Democracia e magistratura: independência - por Luciano Carrasco Falavinha Souza

Rômulo Cardoso Quarta, 29 Setembro 2021

Não estou aqui a questionar a justificativa legislativa para a adoção da reforma, afinal de contas, a ninguém é dado se opor à tentativa de modernizar o Estado ou aproximar o serviço público da realidade do País – tal como se aponta na proposta da Emenda Constitucional 32/20. Desejo apontar, unicamente, incongruências técnicas, formais e políticas da Emenda, resultando na sua incompatibilidade com a sociedade civil e com a própria Carta Magna.

 

Em primeiro lugar, é certo que a Emenda tem por objeto apenas e tão somente as disposições relativas a servidores e empregados públicos, razão pela qual os juízes estão excluídos da reforma, eis que esses são agentes públicos.

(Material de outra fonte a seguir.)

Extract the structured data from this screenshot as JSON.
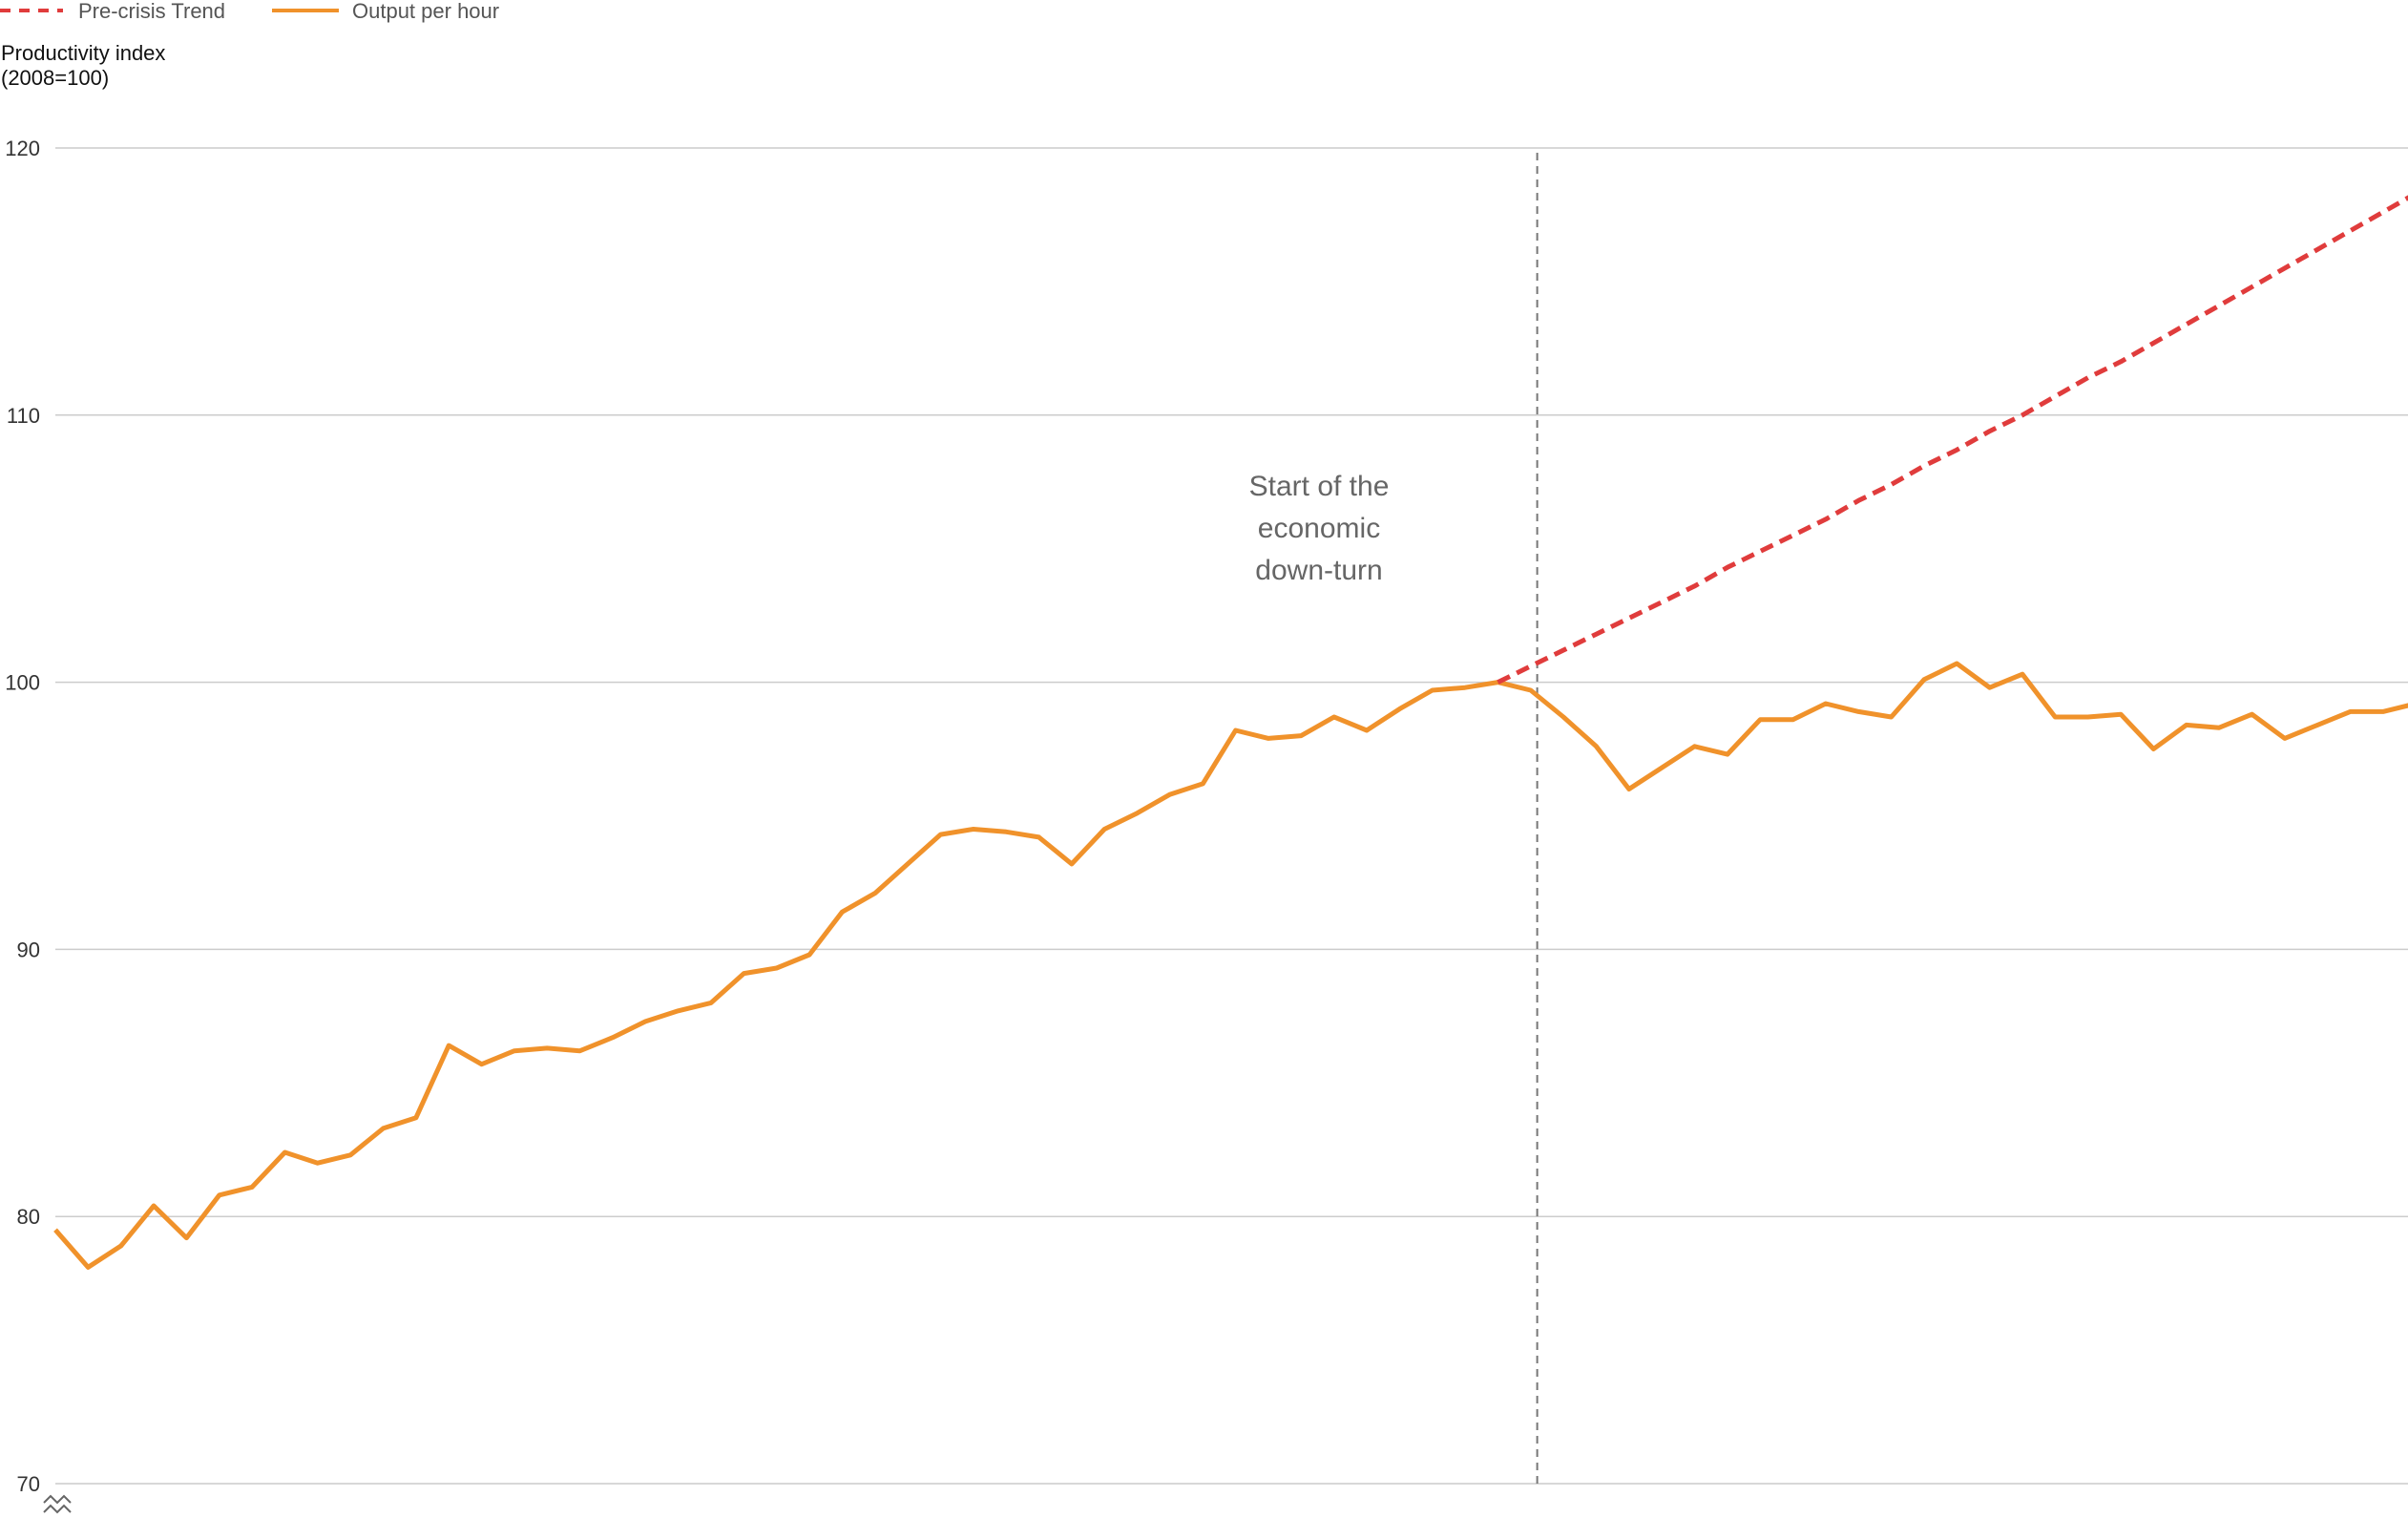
{
  "colors": {
    "trend": "#e03c3c",
    "output": "#f0922b",
    "grid": "#cccccc",
    "marker": "#777777"
  },
  "chart_data": {
    "type": "line",
    "ylabel": [
      "Productivity index",
      "(2008=100)"
    ],
    "ylim": [
      70,
      120
    ],
    "yticks": [
      70,
      80,
      90,
      100,
      110,
      120
    ],
    "grid": "horizontal",
    "legend_placement": "top-left",
    "x_period_count": 76,
    "series": [
      {
        "name": "Pre-crisis Trend",
        "style": "dashed",
        "start_index": 44,
        "values": [
          100.0,
          100.6,
          101.2,
          101.8,
          102.4,
          103.0,
          103.6,
          104.3,
          104.9,
          105.5,
          106.1,
          106.8,
          107.4,
          108.1,
          108.7,
          109.4,
          110.0,
          110.7,
          111.4,
          112.0,
          112.7,
          113.4,
          114.1,
          114.8,
          115.5,
          116.2,
          116.9,
          117.6,
          118.3,
          119.0,
          119.7,
          120.4
        ]
      },
      {
        "name": "Output per hour",
        "style": "solid",
        "start_index": 0,
        "values": [
          79.5,
          78.1,
          78.9,
          80.4,
          79.2,
          80.8,
          81.1,
          82.4,
          82.0,
          82.3,
          83.3,
          83.7,
          86.4,
          85.7,
          86.2,
          86.3,
          86.2,
          86.7,
          87.3,
          87.7,
          88.0,
          89.1,
          89.3,
          89.8,
          91.4,
          92.1,
          93.2,
          94.3,
          94.5,
          94.4,
          94.2,
          93.2,
          94.5,
          95.1,
          95.8,
          96.2,
          98.2,
          97.9,
          98.0,
          98.7,
          98.2,
          99.0,
          99.7,
          99.8,
          100.0,
          99.7,
          98.7,
          97.6,
          96.0,
          96.8,
          97.6,
          97.3,
          98.6,
          98.6,
          99.2,
          98.9,
          98.7,
          100.1,
          100.7,
          99.8,
          100.3,
          98.7,
          98.7,
          98.8,
          97.5,
          98.4,
          98.3,
          98.8,
          97.9,
          98.4,
          98.9,
          98.9,
          99.2,
          99.2,
          99.4,
          99.5
        ]
      }
    ],
    "annotations": [
      {
        "text": [
          "Start of the",
          "economic",
          "down-turn"
        ],
        "at_index": 45.2,
        "line_style": "dashed"
      }
    ]
  }
}
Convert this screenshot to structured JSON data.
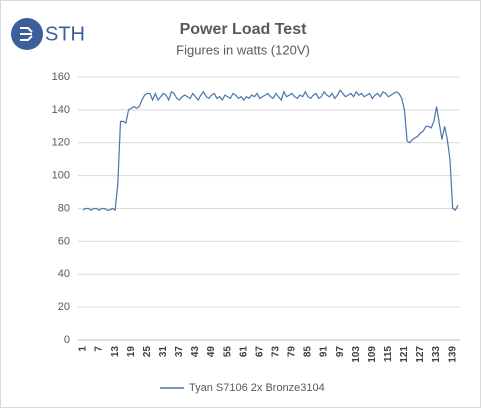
{
  "logo": "STH",
  "chart_data": {
    "type": "line",
    "title": "Power Load Test",
    "subtitle": "Figures in watts (120V)",
    "categories": [
      1,
      null,
      null,
      null,
      null,
      null,
      7,
      null,
      null,
      null,
      null,
      null,
      13,
      null,
      null,
      null,
      null,
      null,
      19,
      null,
      null,
      null,
      null,
      null,
      25,
      null,
      null,
      null,
      null,
      null,
      31,
      null,
      null,
      null,
      null,
      null,
      37,
      null,
      null,
      null,
      null,
      null,
      43,
      null,
      null,
      null,
      null,
      null,
      49,
      null,
      null,
      null,
      null,
      null,
      55,
      null,
      null,
      null,
      null,
      null,
      61,
      null,
      null,
      null,
      null,
      null,
      67,
      null,
      null,
      null,
      null,
      null,
      73,
      null,
      null,
      null,
      null,
      null,
      79,
      null,
      null,
      null,
      null,
      null,
      85,
      null,
      null,
      null,
      null,
      null,
      91,
      null,
      null,
      null,
      null,
      null,
      97,
      null,
      null,
      null,
      null,
      null,
      103,
      null,
      null,
      null,
      null,
      null,
      109,
      null,
      null,
      null,
      null,
      null,
      115,
      null,
      null,
      null,
      null,
      null,
      121,
      null,
      null,
      null,
      null,
      null,
      127,
      null,
      null,
      null,
      null,
      null,
      133,
      null,
      null,
      null,
      null,
      null,
      139,
      null,
      null
    ],
    "series": [
      {
        "name": "Tyan S7106 2x Bronze3104",
        "color": "#4a76ad",
        "values": [
          79,
          80,
          80,
          79,
          80,
          80,
          79,
          80,
          80,
          79,
          79,
          80,
          79,
          95,
          133,
          133,
          132,
          140,
          141,
          142,
          141,
          142,
          146,
          149,
          150,
          150,
          146,
          150,
          146,
          148,
          150,
          149,
          146,
          151,
          150,
          147,
          146,
          148,
          149,
          148,
          147,
          150,
          148,
          146,
          149,
          151,
          148,
          147,
          149,
          150,
          147,
          148,
          146,
          149,
          148,
          147,
          150,
          149,
          147,
          148,
          146,
          148,
          147,
          149,
          148,
          150,
          147,
          148,
          149,
          150,
          148,
          147,
          150,
          148,
          146,
          151,
          148,
          149,
          150,
          148,
          147,
          149,
          148,
          151,
          148,
          147,
          149,
          150,
          147,
          148,
          151,
          149,
          148,
          150,
          147,
          149,
          152,
          150,
          148,
          149,
          150,
          148,
          151,
          149,
          150,
          148,
          149,
          150,
          147,
          149,
          150,
          148,
          151,
          150,
          148,
          149,
          150,
          151,
          150,
          147,
          140,
          121,
          120,
          122,
          123,
          124,
          126,
          127,
          130,
          130,
          129,
          133,
          142,
          132,
          122,
          130,
          122,
          110,
          80,
          79,
          82
        ]
      }
    ],
    "ylim": [
      0,
      160
    ],
    "yticks": [
      0,
      20,
      40,
      60,
      80,
      100,
      120,
      140,
      160
    ],
    "grid": true,
    "legend": "bottom"
  }
}
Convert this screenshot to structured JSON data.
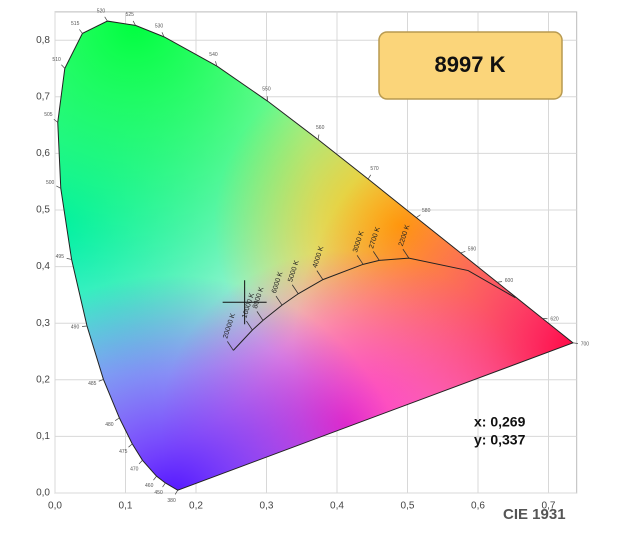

Com efeito. A regra é clara, na medida em que servidor público é aquele que ocupa cargo público mediante aprovação em concurso público ou cargo em comissão, estando sujeito, nas suas funções, ao poder hierárquico.

 

De outra parte, agente político – aí se incluem os juízes – se caracteriza pelo exercício das atividades básicas estatais (administrar, legislar e julgar), sujeitando-se a regime jurídico diferenciado que lhe assegure a independência funcional: sua função exige essa garantia da sociedade, a fim de que julgue de maneira independente todos os casos que lhe são submetidos. Para exame dessa matéria é oportuno rememorar que o Supremo Tribunal Federal, ao julgar o Recurso Extraordinário 228.977, e o Superior Tribunal de Justiça, ao apreciar o Recurso Especial 1.191.613/MG, foram claros ao enquadrar os juízes como agentes políticos.

 

Já no que concerne à independência, é inegável que foi ao Poder Judiciário que coube a atribuição de substituir a vontade das partes para solucionar os conflitos de interesses, com força de definitividade. Por essa função – que não objetiva e nem poderia ter a preocupação de gerar votos, diga-se de passagem – a atuação do Poder Judiciário ganha proteção constitucional, a fim de que possa atuar com autonomia e independência.

 

Nessa medida, e essa parece ser uma das importantes consequências dessa independência e necessária imparcialidade, assegura-se aos juízes a vitaliciedade, a inamovibilidade e a irredutibilidade de subsídios, impondo-lhes vedações, tais como exercer a atividade político partidária, receber custas ou participação em processo ou receber contribuições de quaisquer das partes, dentre outras.

 

Nesse contexto, para ficar num só exemplo, imagine-se o que aconteceria com os integrantes da operação “Lava-Jato” se não tivessem tais garantias… Verifica-se, assim, diante da preocupação constitucional, que as matérias relacionadas à organização e administração do Poder Judiciário estão reservadas à iniciativa legislativa exclusiva do Poder Judiciário.

 

Por isso, não se admite a utilização de emenda à Constituição como forma de superar, por via transversa, as regras de iniciativa privativa, sob pena de invasão dos poderes, conforme já lembrava os ministros Teori Zavascki (ADI-MC 5296/DF) e Alexandre de Moraes (ADI 5211).

 

É tão forte essa previsão que não se pode olvidar a decisão do ministro Joaquim Barbosa que concedeu a liminar na ADI 5017/DF, impedindo a criação de novos Tribunais Regionais Federais por meio da Emenda Constitucional de iniciativa parlamentar.

 

Desse modo, não podem ser desconsideradas as limitações técnicas legislativas e políticas que subordinam à atuação das Emendas Constitucionais quanto ao atendimento incondicional da separação de poderes, especialmente a independência dos juízes.

 

Enfim, deve ser lembrado que no Brasil são mais de 10 milhões os servidores públicos, ao passo que os juízes são pouco mais de 17 mil, tamanha a especificidade da atividade. Conclui-se, portanto, que a PEC 32/20 não pode afetar juízes e promotores, sob pena de indiscutível violação à separação dos poderes, garantindo-se assim a verdadeira democracia.

 

*Luciano Carrasco Falavinha Souza, vice-presidente da Associação de Assistência Médico-Hospitalar dos Magistrados do Estado do Paraná (Judicemed) e Juiz de Direito Substituto em Segundo Grau do Tribunal de Justiça do Estado do Paraná - TJPR.

 

*Artigo publicado no dia 28 de setembro no jornal Gazeta do Povo.